For too long, baby-killing has been legal in the United States of America. Organisations like Planned Parenthood, who (shocker) opposed ACB’s nomination to the Supreme Court, have profited off the killing of generations of unborn babies. But in ACB we have hope that a loud voice, a voice of change, will finally be given to the voiceless, and millions of lives saved. If you listened closely as Amy Coney Barrett was appointed to the Supreme Court, you could hear the cheers of millions of unborn babies who may now get to live.

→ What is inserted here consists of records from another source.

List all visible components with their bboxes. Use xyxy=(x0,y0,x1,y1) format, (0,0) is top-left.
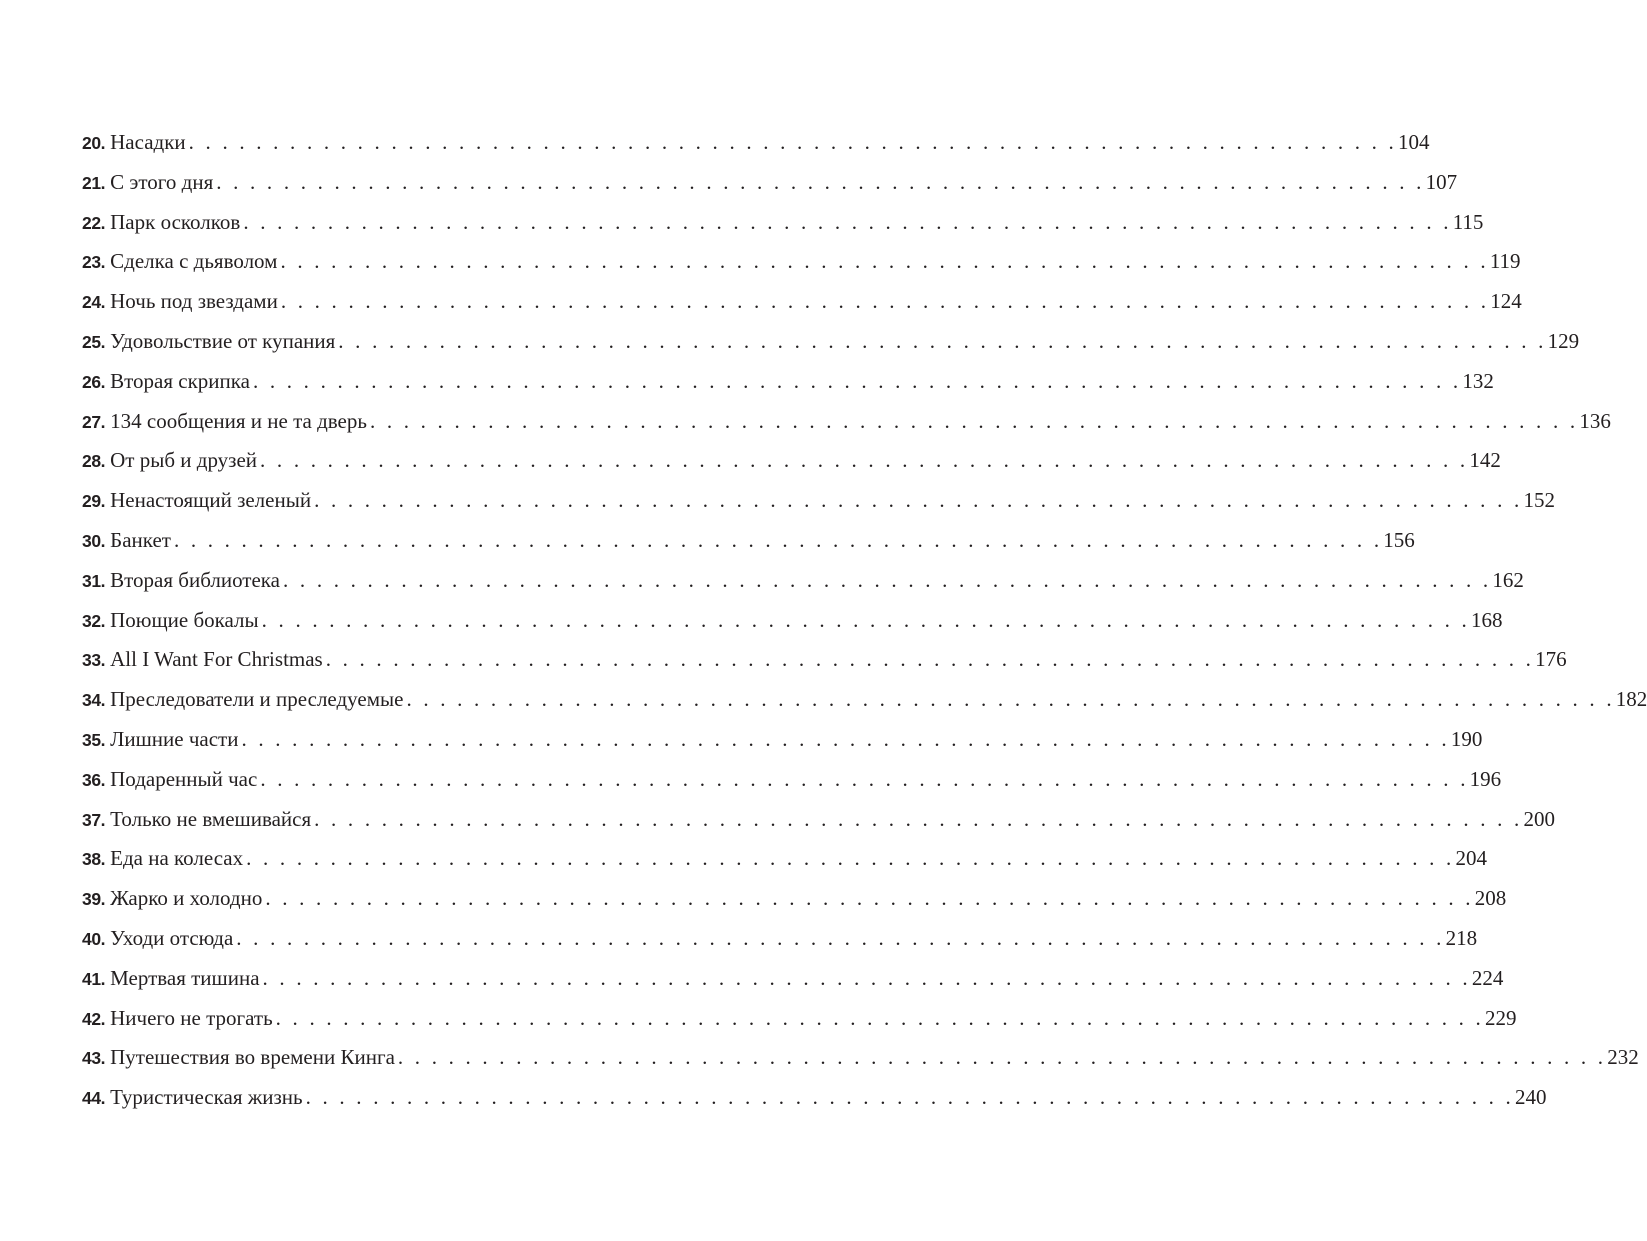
chapter-title: Путешествия во времени Кинга xyxy=(110,1045,395,1070)
page-number: 176 xyxy=(1535,647,1567,672)
toc-entry xyxy=(82,959,1504,999)
chapter-number: 36. xyxy=(82,769,106,790)
chapter-number: 31. xyxy=(82,570,106,591)
chapter-number: 40. xyxy=(82,928,106,949)
chapter-number: 34. xyxy=(82,690,106,711)
page-number: 156 xyxy=(1383,527,1415,552)
toc-entry xyxy=(82,521,1415,561)
chapter-number: 21. xyxy=(82,172,106,193)
dot-leader: . . . . . . . . . . . . . . . . . . . . . . . . . . . . . . . . . . . . . . . . . . . . . . . . . . . . . . . . . . . . . . . . . . . . . . . . xyxy=(260,766,1469,791)
chapter-number: 37. xyxy=(82,809,106,830)
dot-leader: . . . . . . . . . . . . . . . . . . . . . . . . . . . . . . . . . . . . . . . . . . . . . . . . . . . . . . . . . . . . . . . . . . . . . . . . xyxy=(252,368,1462,393)
page-number: 104 xyxy=(1398,130,1430,154)
chapter-title: С этого дня xyxy=(110,169,214,194)
toc-entry xyxy=(82,123,1430,163)
dot-leader: . . . . . . . . . . . . . . . . . . . . . . . . . . . . . . . . . . . . . . . . . . . . . . . . . . . . . . . . . . . . . . . . . . . . . . . . xyxy=(246,846,1455,871)
toc-entry xyxy=(82,640,1567,680)
toc-entry xyxy=(82,203,1484,243)
chapter-title: Мертвая тишина xyxy=(110,965,260,990)
page-number: 182 xyxy=(1615,687,1647,712)
chapter-number: 42. xyxy=(82,1008,106,1029)
page-number: 142 xyxy=(1469,448,1501,473)
chapter-title: Поющие бокалы xyxy=(110,607,259,632)
chapter-number: 41. xyxy=(82,968,106,989)
toc-entry xyxy=(82,322,1580,362)
page-number: 208 xyxy=(1474,886,1507,911)
chapter-title: Только не вмешивайся xyxy=(110,806,312,831)
chapter-title: Насадки xyxy=(110,130,186,154)
page-number: 196 xyxy=(1469,766,1502,791)
toc-entry xyxy=(82,760,1502,800)
chapter-title: Жарко и холодно xyxy=(110,886,263,911)
chapter-number: 39. xyxy=(82,889,106,910)
toc-entry xyxy=(82,163,1458,203)
page-number: 152 xyxy=(1523,488,1555,513)
page-number: 224 xyxy=(1471,965,1504,990)
dot-leader: . . . . . . . . . . . . . . . . . . . . . . . . . . . . . . . . . . . . . . . . . . . . . . . . . . . . . . . . . . . . . . . . . . . . . . . . xyxy=(188,130,1398,154)
dot-leader: . . . . . . . . . . . . . . . . . . . . . . . . . . . . . . . . . . . . . . . . . . . . . . . . . . . . . . . . . . . . . . . . . . . . . . . . xyxy=(406,687,1615,712)
chapter-title: Подаренный час xyxy=(110,766,258,791)
chapter-number: 23. xyxy=(82,252,106,273)
chapter-number: 43. xyxy=(82,1048,106,1069)
page-number: 240 xyxy=(1514,1085,1547,1110)
dot-leader: . . . . . . . . . . . . . . . . . . . . . . . . . . . . . . . . . . . . . . . . . . . . . . . . . . . . . . . . . . . . . . . . . . . . . . . . xyxy=(280,249,1489,274)
page-number: 162 xyxy=(1492,567,1524,592)
chapter-title: Туристическая жизнь xyxy=(110,1085,303,1110)
dot-leader: . . . . . . . . . . . . . . . . . . . . . . . . . . . . . . . . . . . . . . . . . . . . . . . . . . . . . . . . . . . . . . . . . . . . . . . . xyxy=(216,169,1425,194)
dot-leader: . . . . . . . . . . . . . . . . . . . . . . . . . . . . . . . . . . . . . . . . . . . . . . . . . . . . . . . . . . . . . . . . . . . . . . . . xyxy=(261,607,1470,632)
chapter-title: Ненастоящий зеленый xyxy=(110,488,312,513)
chapter-number: 26. xyxy=(82,371,106,392)
dot-leader: . . . . . . . . . . . . . . . . . . . . . . . . . . . . . . . . . . . . . . . . . . . . . . . . . . . . . . . . . . . . . . . . . . . . . . . . xyxy=(325,647,1535,672)
chapter-title: Сделка с дьяволом xyxy=(110,249,278,274)
toc-entry xyxy=(82,561,1524,601)
dot-leader: . . . . . . . . . . . . . . . . . . . . . . . . . . . . . . . . . . . . . . . . . . . . . . . . . . . . . . . . . . . . . . . . . . . . . . . . xyxy=(338,328,1547,353)
chapter-number: 38. xyxy=(82,849,106,870)
chapter-title: Удовольствие от купания xyxy=(110,328,336,353)
page-number: 200 xyxy=(1523,806,1555,831)
chapter-number: 30. xyxy=(82,530,106,551)
chapter-title: 134 сообщения и не та дверь xyxy=(110,408,367,433)
toc-entry xyxy=(82,1038,1639,1078)
toc-entry xyxy=(82,402,1611,442)
dot-leader: . . . . . . . . . . . . . . . . . . . . . . . . . . . . . . . . . . . . . . . . . . . . . . . . . . . . . . . . . . . . . . . . . . . . . . . . xyxy=(369,408,1579,433)
dot-leader: . . . . . . . . . . . . . . . . . . . . . . . . . . . . . . . . . . . . . . . . . . . . . . . . . . . . . . . . . . . . . . . . . . . . . . . . xyxy=(305,1085,1514,1110)
chapter-number: 29. xyxy=(82,491,106,512)
chapter-number: 35. xyxy=(82,729,106,750)
page-number: 229 xyxy=(1485,1005,1517,1030)
chapter-number: 27. xyxy=(82,411,106,432)
page-number: 204 xyxy=(1455,846,1487,871)
chapter-number: 24. xyxy=(82,292,106,313)
toc-entry xyxy=(82,680,1647,720)
dot-leader: . . . . . . . . . . . . . . . . . . . . . . . . . . . . . . . . . . . . . . . . . . . . . . . . . . . . . . . . . . . . . . . . . . . . . . . . xyxy=(265,886,1474,911)
chapter-title: Уходи отсюда xyxy=(110,925,234,950)
page-number: 129 xyxy=(1547,328,1580,353)
chapter-number: 22. xyxy=(82,212,106,233)
chapter-number: 25. xyxy=(82,331,106,352)
dot-leader: . . . . . . . . . . . . . . . . . . . . . . . . . . . . . . . . . . . . . . . . . . . . . . . . . . . . . . . . . . . . . . . . . . . . . . . . xyxy=(280,289,1490,314)
toc-entry xyxy=(82,362,1494,402)
toc-entry xyxy=(82,919,1478,959)
dot-leader: . . . . . . . . . . . . . . . . . . . . . . . . . . . . . . . . . . . . . . . . . . . . . . . . . . . . . . . . . . . . . . . . . . . . . . . . xyxy=(275,1005,1485,1030)
page-number: 232 xyxy=(1607,1045,1639,1070)
toc-entry xyxy=(82,1078,1547,1118)
chapter-number: 20. xyxy=(82,133,106,153)
page-number: 190 xyxy=(1450,726,1483,751)
chapter-number: 32. xyxy=(82,610,106,631)
page-number: 218 xyxy=(1445,925,1478,950)
chapter-number: 44. xyxy=(82,1088,106,1109)
page-number: 168 xyxy=(1471,607,1503,632)
chapter-title: Вторая скрипка xyxy=(110,368,250,393)
dot-leader: . . . . . . . . . . . . . . . . . . . . . . . . . . . . . . . . . . . . . . . . . . . . . . . . . . . . . . . . . . . . . . . . . . . . . . . . xyxy=(173,527,1383,552)
dot-leader: . . . . . . . . . . . . . . . . . . . . . . . . . . . . . . . . . . . . . . . . . . . . . . . . . . . . . . . . . . . . . . . . . . . . . . . . xyxy=(314,488,1523,513)
chapter-title: All I Want For Christmas xyxy=(110,647,323,672)
dot-leader: . . . . . . . . . . . . . . . . . . . . . . . . . . . . . . . . . . . . . . . . . . . . . . . . . . . . . . . . . . . . . . . . . . . . . . . . xyxy=(243,209,1452,234)
toc-entry xyxy=(82,481,1555,521)
page-number: 119 xyxy=(1489,249,1521,274)
toc-entry xyxy=(82,839,1487,879)
toc-entry xyxy=(82,720,1483,760)
dot-leader: . . . . . . . . . . . . . . . . . . . . . . . . . . . . . . . . . . . . . . . . . . . . . . . . . . . . . . . . . . . . . . . . . . . . . . . . xyxy=(314,806,1523,831)
toc-entry xyxy=(82,800,1555,840)
chapter-title: Ночь под звездами xyxy=(110,289,278,314)
dot-leader: . . . . . . . . . . . . . . . . . . . . . . . . . . . . . . . . . . . . . . . . . . . . . . . . . . . . . . . . . . . . . . . . . . . . . . . . xyxy=(397,1045,1607,1070)
page-number: 132 xyxy=(1462,368,1494,393)
chapter-number: 28. xyxy=(82,451,106,472)
chapter-title: Вторая библиотека xyxy=(110,567,281,592)
toc-entry xyxy=(82,242,1521,282)
chapter-title: Парк осколков xyxy=(110,209,241,234)
chapter-number: 33. xyxy=(82,650,106,671)
toc-entry xyxy=(82,879,1507,919)
page-number: 107 xyxy=(1425,169,1458,194)
chapter-title: Банкет xyxy=(110,527,171,552)
toc-entry xyxy=(82,282,1522,322)
page-number: 124 xyxy=(1490,289,1522,314)
toc-entry xyxy=(82,999,1517,1039)
chapter-title: Еда на колесах xyxy=(110,846,244,871)
dot-leader: . . . . . . . . . . . . . . . . . . . . . . . . . . . . . . . . . . . . . . . . . . . . . . . . . . . . . . . . . . . . . . . . . . . . . . . . xyxy=(260,448,1469,473)
dot-leader: . . . . . . . . . . . . . . . . . . . . . . . . . . . . . . . . . . . . . . . . . . . . . . . . . . . . . . . . . . . . . . . . . . . . . . . . xyxy=(241,726,1450,751)
dot-leader: . . . . . . . . . . . . . . . . . . . . . . . . . . . . . . . . . . . . . . . . . . . . . . . . . . . . . . . . . . . . . . . . . . . . . . . . xyxy=(262,965,1471,990)
page-number: 136 xyxy=(1579,408,1611,433)
dot-leader: . . . . . . . . . . . . . . . . . . . . . . . . . . . . . . . . . . . . . . . . . . . . . . . . . . . . . . . . . . . . . . . . . . . . . . . . xyxy=(283,567,1492,592)
toc-entry xyxy=(82,441,1501,481)
page-number: 115 xyxy=(1452,209,1484,234)
chapter-title: Преследователи и преследуемые xyxy=(110,687,404,712)
dot-leader: . . . . . . . . . . . . . . . . . . . . . . . . . . . . . . . . . . . . . . . . . . . . . . . . . . . . . . . . . . . . . . . . . . . . . . . . xyxy=(236,925,1445,950)
toc-entry xyxy=(82,601,1503,641)
chapter-title: Ничего не трогать xyxy=(110,1005,273,1030)
table-of-contents xyxy=(82,123,1647,1118)
chapter-title: Лишние части xyxy=(110,726,239,751)
chapter-title: От рыб и друзей xyxy=(110,448,258,473)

Chuck Schumer said in his speech to the Senate just prior to the confirmation vote that “Generations yet unborn will suffer the consequences of this nomination”. There was a profound irony in Senator Schumer’s statement. No, generations yet unborn will not suffer. Rather, they will no longer suffer a cruel end, but will be allowed to be born and live their lives. The Left’s contempt for human life is reprehensible. But Conservatives respect human life. And now we have a chance to make things right.
We must be thankful for President Trump’s pro-life stance. We must be thankful for Justice Amy Coney Barrett. And we must now live in the hope that the disrespectful laws predicated on lies and ambition will be overturned, and justice and respect for human life restored to the United States of America.
God Bless President Trump. God Bless Amy Coney Barrett. And God Bless all the unborn babies, and those who never had the chance to live.